After the creation of VMs, task units were submitted in small groups of 50 (one for each VM)
at an inter-arrival delay of 10 min. The VMs were configured to apply both space-shared and timeshared
policies for provisioning tasks units to the processing cores. Figures 11(a) and (b) present
task units’ progress status with the increase in simulation steps (time) for multiple provisioning
policies (space-shared and time-shared). As expected, in the space-shared mode, every task took
20 min for completion as they had dedicated access to the processing core. In space-shared mode,
the arrival of new task did not have any effect on the tasks under execution. Every new task was
simply queued in for future consideration. However, in the time-shared mode, the execution time
of each task varied with an increase in the number of submitted task units. Time-shared policy for
allocating task units to VMs had a significant effect on execution times, as the processing core was
massively context switched among the active tasks.

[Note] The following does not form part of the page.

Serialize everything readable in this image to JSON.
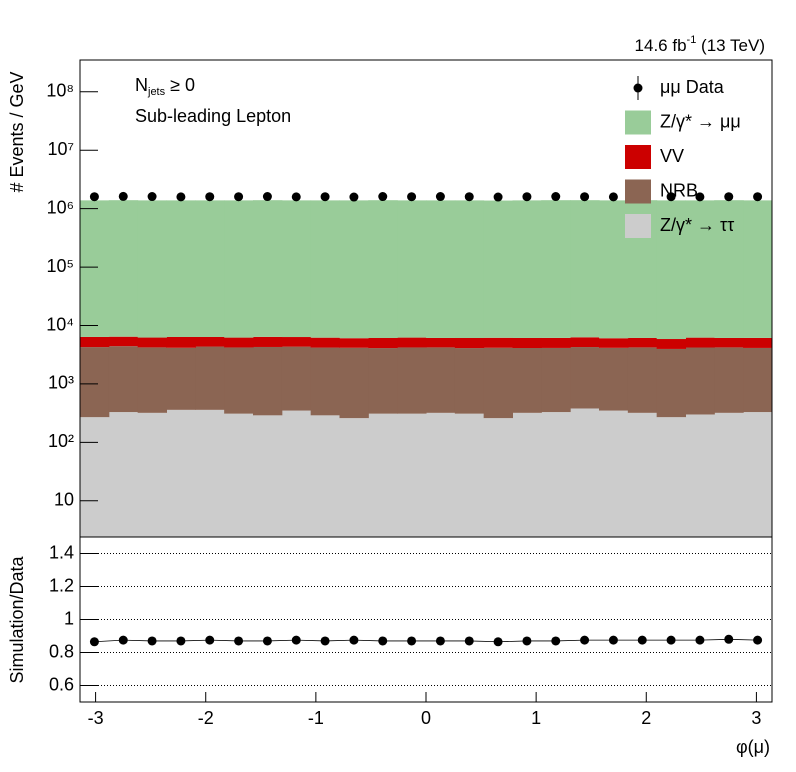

The first group of 50 tasks had a slightly better
response time as compared with the latter groups. The primary cause for this being that the task
units in the latter groups had to deal with comparatively an over-loaded system (VMs). However,
at the end of the simulation as system became less loaded, the response times improved (see
Figure 11). These are the expected behaviors for both policies considering the experiment input.
Hence, the results showed that policies and components of CloudSim are correctly implemented.